A new study shows that since the deal that Iran struck with Western countries on development of its nuclear program, the country has increased its scientific capability and capacity significantly – to the extent that it is quickly closing the gap with Israel.
The study, conducted by a foreign policy study center at the Technion and based on data from UNESCO, compared, among other things, the “human capital” that Iran and Israel had in terms of researchers, students, and other individuals who could engage in development of high-tech projects. In Israel, approximately 14 out of every thousand students had the math, science, and technical skills to work in top tech projects; in Iran, the study found, that number is 25 per thousand.

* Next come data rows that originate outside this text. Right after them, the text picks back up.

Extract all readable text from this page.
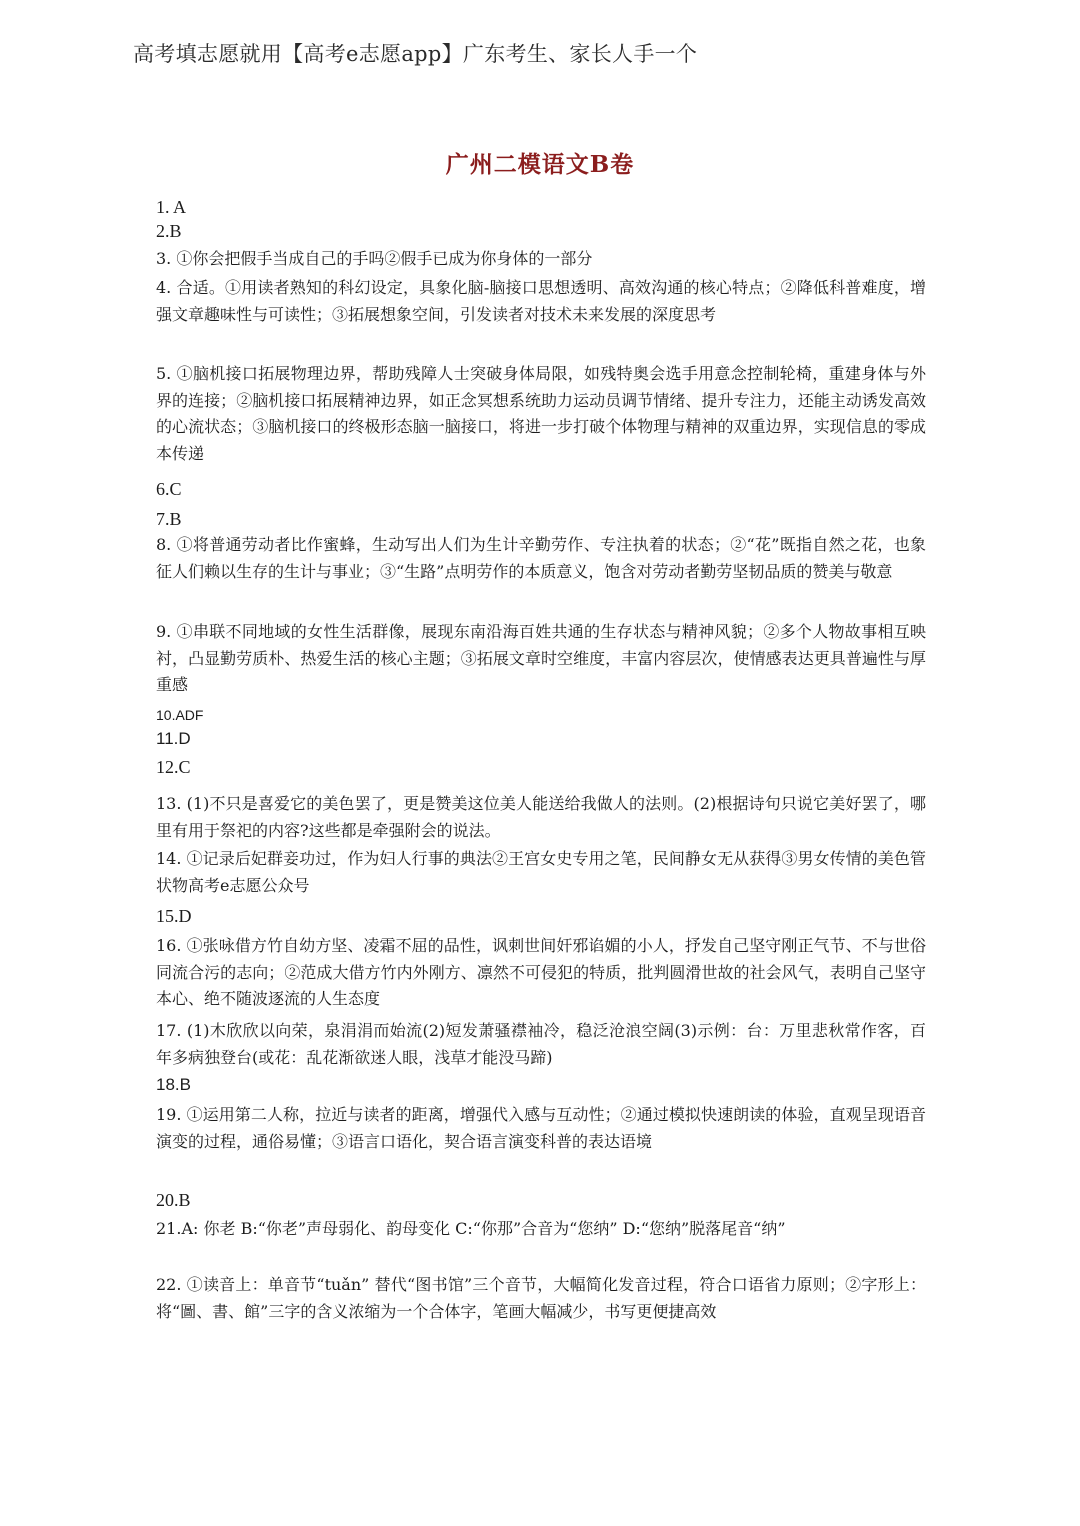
高考填志愿就用【高考e志愿app】广东考生、家长人手一个
广州二模语文B卷
1. A
2.B
3. ①你会把假手当成自己的手吗②假手已成为你身体的一部分
4. 合适。①用读者熟知的科幻设定，具象化脑-脑接口思想透明、高效沟通的核心特点；②降低科普难度，增强文章趣味性与可读性；③拓展想象空间，引发读者对技术未来发展的深度思考
5. ①脑机接口拓展物理边界，帮助残障人士突破身体局限，如残特奥会选手用意念控制轮椅，重建身体与外界的连接；②脑机接口拓展精神边界，如正念冥想系统助力运动员调节情绪、提升专注力，还能主动诱发高效的心流状态；③脑机接口的终极形态脑一脑接口，将进一步打破个体物理与精神的双重边界，实现信息的零成本传递
6.C
7.B
8. ①将普通劳动者比作蜜蜂，生动写出人们为生计辛勤劳作、专注执着的状态；②“花”既指自然之花，也象征人们赖以生存的生计与事业；③“生路”点明劳作的本质意义，饱含对劳动者勤劳坚韧品质的赞美与敬意
9. ①串联不同地域的女性生活群像，展现东南沿海百姓共通的生存状态与精神风貌；②多个人物故事相互映衬，凸显勤劳质朴、热爱生活的核心主题；③拓展文章时空维度，丰富内容层次，使情感表达更具普遍性与厚重感
10.ADF
11.D
12.C
13. (1)不只是喜爱它的美色罢了，更是赞美这位美人能送给我做人的法则。(2)根据诗句只说它美好罢了，哪里有用于祭祀的内容?这些都是牵强附会的说法。
14. ①记录后妃群妾功过，作为妇人行事的典法②王宫女史专用之笔，民间静女无从获得③男女传情的美色管状物高考e志愿公众号
15.D
16. ①张咏借方竹自幼方坚、凌霜不屈的品性，讽刺世间奸邪谄媚的小人，抒发自己坚守刚正气节、不与世俗同流合污的志向；②范成大借方竹内外刚方、凛然不可侵犯的特质，批判圆滑世故的社会风气，表明自己坚守本心、绝不随波逐流的人生态度
17. (1)木欣欣以向荣，泉涓涓而始流(2)短发萧骚襟袖冷，稳泛沧浪空阔(3)示例：台：万里悲秋常作客，百年多病独登台(或花：乱花渐欲迷人眼，浅草才能没马蹄)
18.B
19. ①运用第二人称，拉近与读者的距离，增强代入感与互动性；②通过模拟快速朗读的体验，直观呈现语音演变的过程，通俗易懂；③语言口语化，契合语言演变科普的表达语境
20.B
21.A: 你老 B:“你老”声母弱化、韵母变化 C:“你那”合音为“您纳” D:“您纳”脱落尾音“纳”
22. ①读音上：单音节“tuǎn” 替代“图书馆”三个音节，大幅简化发音过程，符合口语省力原则；②字形上：将“圖、書、館”三字的含义浓缩为一个合体字，笔画大幅减少，书写更便捷高效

Iranian universities are also improving by leaps and bounds. Already, universities in Iran release twice as many academic studies per capita as Israeli universities. Not all of the Iranian studies can be considered legitimate, however, since they, as a matter of course, discount any research done in Israel, which has collaborated on tens of thousands of studies in all areas of science and research.
Neither Israel nor Iran are leaders in math studies, but Iran has been improving in this area as well, the study showed. In addition, Iran has made a special effort to increase its capabilities in cybersecurity and missile technology – two developments, the study said, that greatly concern the IDF. And the country has a very clear academic development program, aimed at turning it into a regional leader in science.
“The conclusion to be drawn from this study is that Israel must take quick and dramatic action to maintain its quality and lead over Iran in technology areas,” the study said. “It is a matter of not only national security, but ensuring that Israel has access to international markets and can retain the customers it already works with.”